It’s admittedly not on a par with the direct threats posed by rising seas or melting icecaps or extreme weather, but with autumn now upon us, it’s worth noting that climate change could also affect the brilliant foliage that paints forests from the Ozarks to the Appalachians with vibrant color every fall.
Fall foliage in New England. Click on the image for a larger version.
The damage isn’t just esthetic, either: national statistics are hard to come by, but officials in New Hampshire estimate that leaf-peeping tourists pump up the state economy by about $1 billion each year. The estimate is about the same for North Carolina, and if you project those revenues onto New York, Massachusetts, Vermont, Maine and other prime fall-foliage destinations, you’re talking about real money.
This year, at least in some places, the money may not be flowing in. “I hope I’m wrong,” said Karl Niklas, a professor of plant biology at Cornell, in an interview, “but I just think it’s not going to be a great year in central New York.”
The primary reason, he said, is the double-whammy of drought and heat that afflicted the Empire State along with much of the nation this past summer — both of which are tied, at least in a statistical way, to global warming.
Drought puts enormous stress on trees, and while it’s much harder to kill a tree than it is, say, a corn or soybean field, arid conditions will make leaves turn brown and drop to the ground before they can flare into yellow or red for the tourists.
That’s bad enough, but, Niklas said, “high temperatures make things even worse,” and the combined stress of dryness and heat make leaves more prone to bacterial and fungal infection. So it’s more of a triple-whammy. “One response of a tree that’s infected is to drop more leaves,” he said. “And if leaves are dropping now, there are fewer left on the canopy to display color.”
Precipitation departures from normal for the month of August, showing the widespread below average rainfall amounts (yellow and orange). Click on the image for a larger version.
In western Pennsylvania, meanwhile, forest ecologist Marc Abrams is worried about another climate-related foliage threat. “The drought affected us in July, but we had enough rain in August to largely make up for the deficit,” he said. The problem here is that the normal drop in nighttime temperatures that happens at this time of year isn’t kicking in. “We’re only dropping into the mid-40’s at night,” he said, “ when we’d normally be in the mid-30’s. We really want a light frost by the first week in October, which really triggers the onset of peak coloration.”

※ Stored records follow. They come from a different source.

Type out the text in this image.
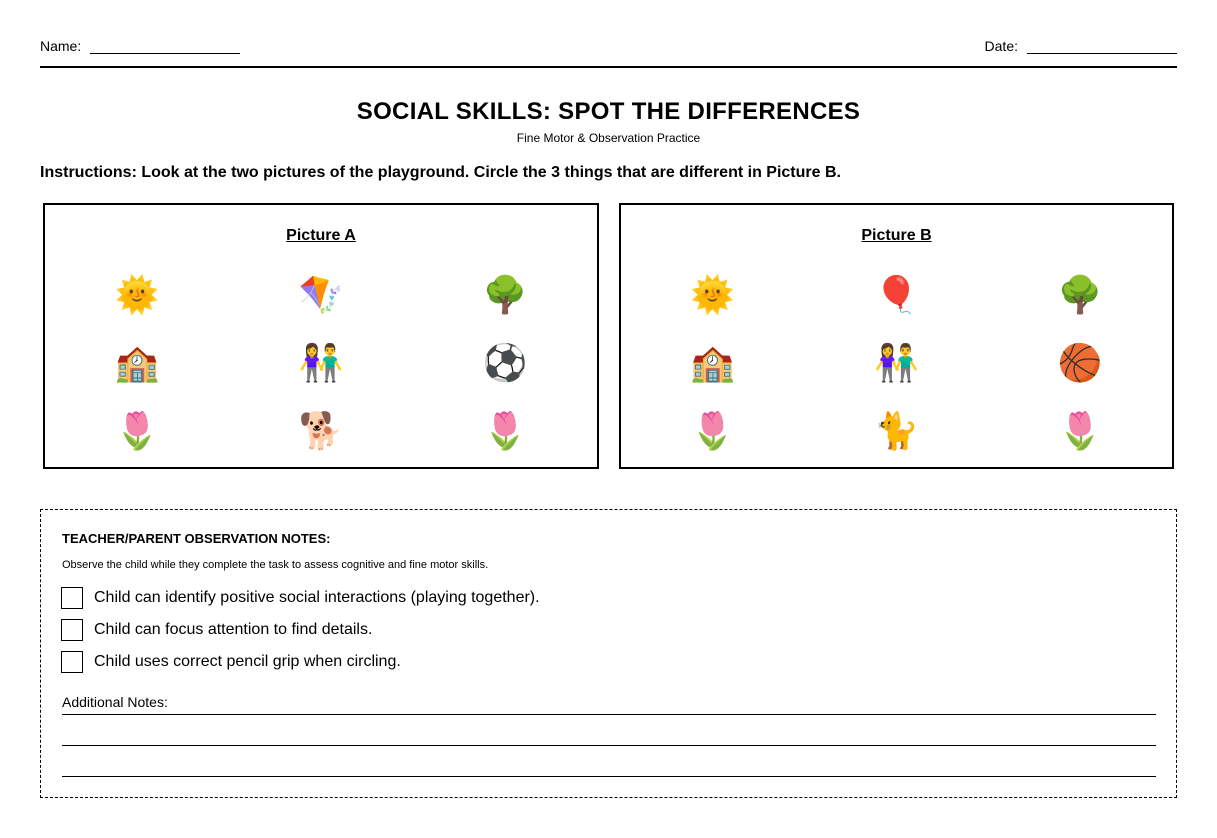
Name:	Date:
SOCIAL SKILLS: SPOT THE DIFFERENCES
Fine Motor & Observation Practice
Instructions: Look at the two pictures of the playground. Circle the 3 things that are different in Picture B.
Picture A
🌞	🪁	🌳
🏫	👫	⚽
🌷	🐕	🌷
Picture B
🌞	🎈	🌳
🏫	👫	🏀
🌷	🐈	🌷
TEACHER/PARENT OBSERVATION NOTES:
Observe the child while they complete the task to assess cognitive and fine motor skills.
Child can identify positive social interactions (playing together).
Child can focus attention to find details.
Child uses correct pencil grip when circling.
Additional Notes:
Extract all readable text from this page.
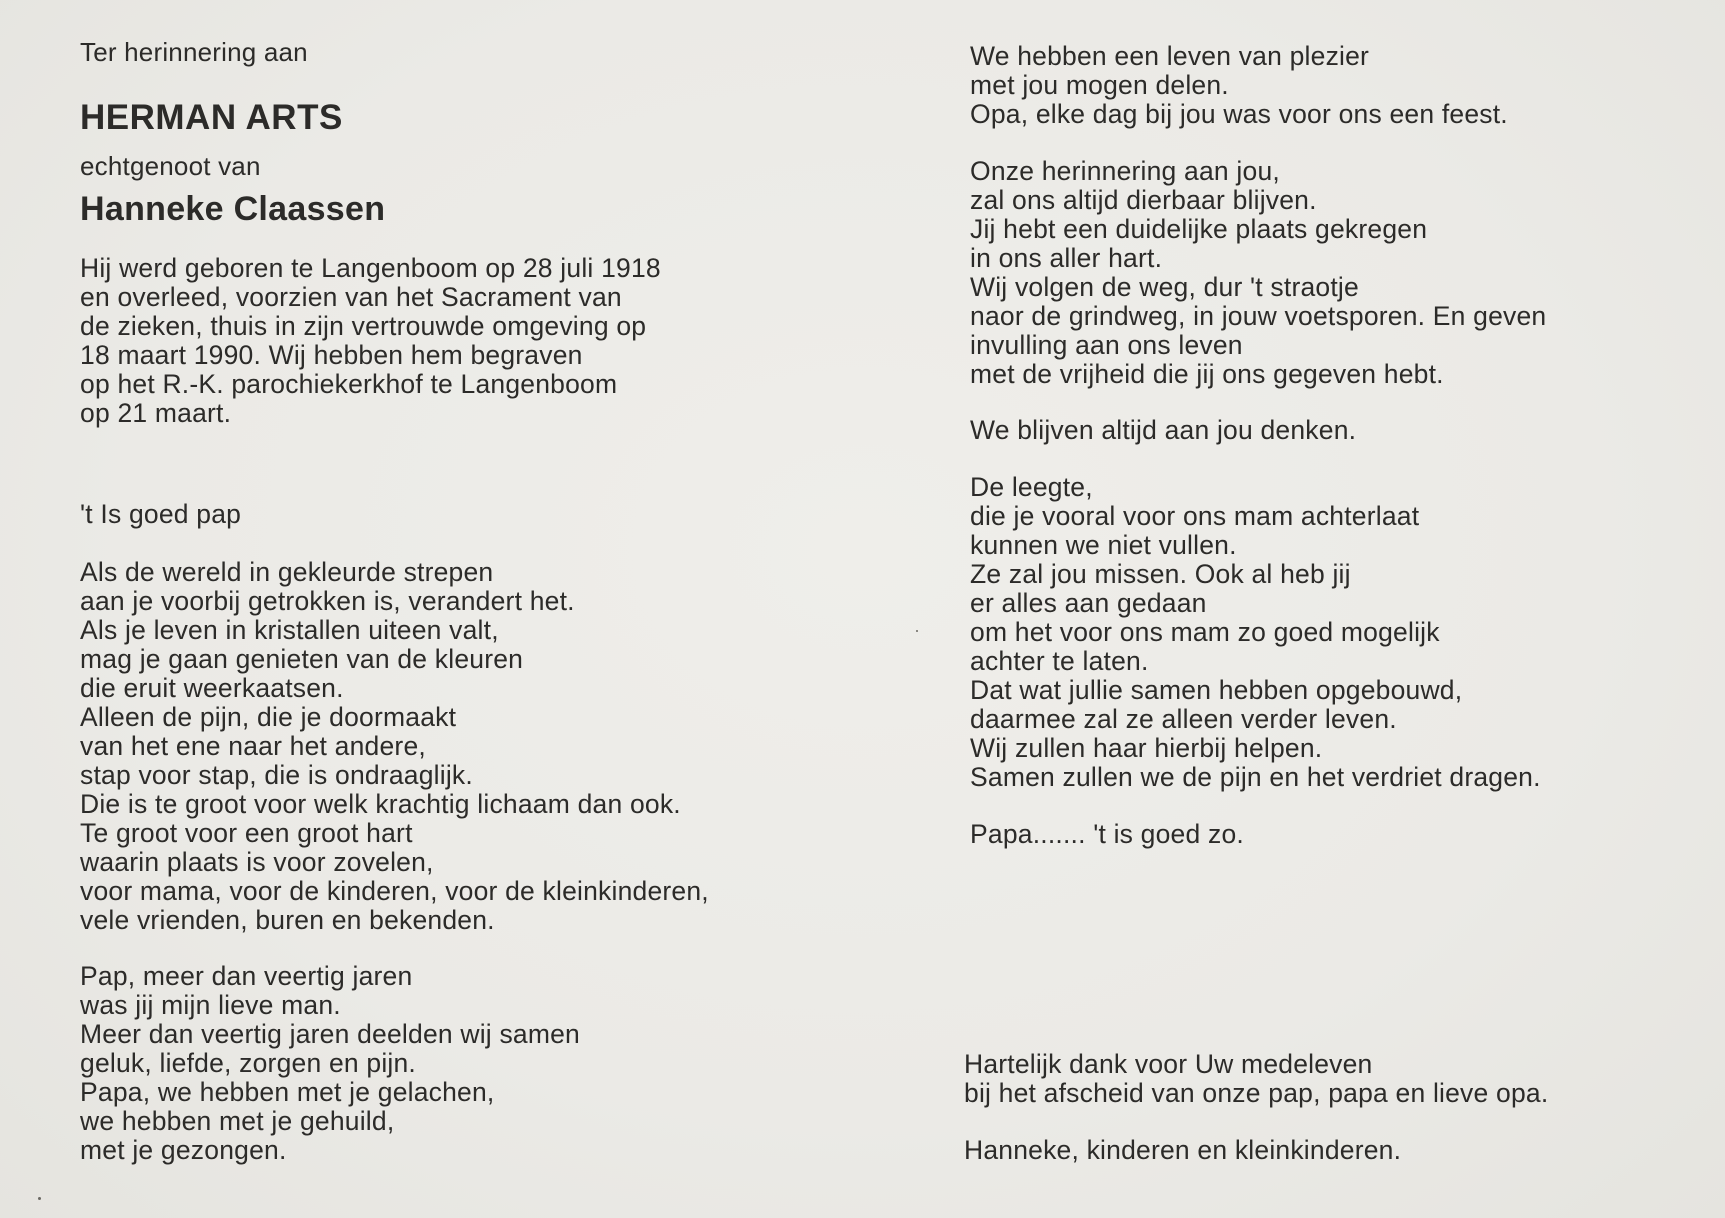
Ter herinnering aan
HERMAN ARTS
echtgenoot van
Hanneke Claassen
Hij werd geboren te Langenboom op 28 juli 1918
en overleed, voorzien van het Sacrament van
de zieken, thuis in zijn vertrouwde omgeving op
18 maart 1990. Wij hebben hem begraven
op het R.-K. parochiekerkhof te Langenboom
op 21 maart.
't Is goed pap
Als de wereld in gekleurde strepen
aan je voorbij getrokken is, verandert het.
Als je leven in kristallen uiteen valt,
mag je gaan genieten van de kleuren
die eruit weerkaatsen.
Alleen de pijn, die je doormaakt
van het ene naar het andere,
stap voor stap, die is ondraaglijk.
Die is te groot voor welk krachtig lichaam dan ook.
Te groot voor een groot hart
waarin plaats is voor zovelen,
voor mama, voor de kinderen, voor de kleinkinderen,
vele vrienden, buren en bekenden.
Pap, meer dan veertig jaren
was jij mijn lieve man.
Meer dan veertig jaren deelden wij samen
geluk, liefde, zorgen en pijn.
Papa, we hebben met je gelachen,
we hebben met je gehuild,
met je gezongen.
We hebben een leven van plezier
met jou mogen delen.
Opa, elke dag bij jou was voor ons een feest.
Onze herinnering aan jou,
zal ons altijd dierbaar blijven.
Jij hebt een duidelijke plaats gekregen
in ons aller hart.
Wij volgen de weg, dur 't straotje
naor de grindweg, in jouw voetsporen. En geven
invulling aan ons leven
met de vrijheid die jij ons gegeven hebt.
We blijven altijd aan jou denken.
De leegte,
die je vooral voor ons mam achterlaat
kunnen we niet vullen.
Ze zal jou missen. Ook al heb jij
er alles aan gedaan
om het voor ons mam zo goed mogelijk
achter te laten.
Dat wat jullie samen hebben opgebouwd,
daarmee zal ze alleen verder leven.
Wij zullen haar hierbij helpen.
Samen zullen we de pijn en het verdriet dragen.
Papa....... 't is goed zo.
Hartelijk dank voor Uw medeleven
bij het afscheid van onze pap, papa en lieve opa.
Hanneke, kinderen en kleinkinderen.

Thanks to a strong cold front that passed through the region on Thursday, such a frost may soon occur, but it has been unusually mild up until that point.
Unusually warm overnight temperatures are a hallmark of climate change, and even though you’d get occasional spells of overnight warmth without climate change, they’re likely to increase as the planet heats up. Thousands of warm overnight temperature records were set across the lower 48 states this summer, from the South to the Canadian border.
Both scientists agree that the leaf-color deficit this year will be most severe in the areas hardest hit by drought and heat. New York State and Pennsylvania, for all their climate troubles, aren’t very high on that list. “There’s going to be a very big effect in the Midwest, the Plains and the Great Lakes states,” said Abrams, all of which recorded punishing heat and parching drought through most of the summer and into the first half of September.
All of these factors could improve in some parts of the nation by next fall, and one major influence on the turning of autumn leaves — the shortening of days that signals trees it’s time to go dormant — won’t be affected at all by climate change.
But since heat, drought and an increase in overnight temperatures are all expected to become more prevalent in a warming world — to say nothing of the fact that some species known for their fall brilliance could begin to die off wholesale in some of their traditional range — means that, the brilliant foliage of autumn could be put at risk by the heat-trapping greenhouse gases we’re pumping into the atmosphere.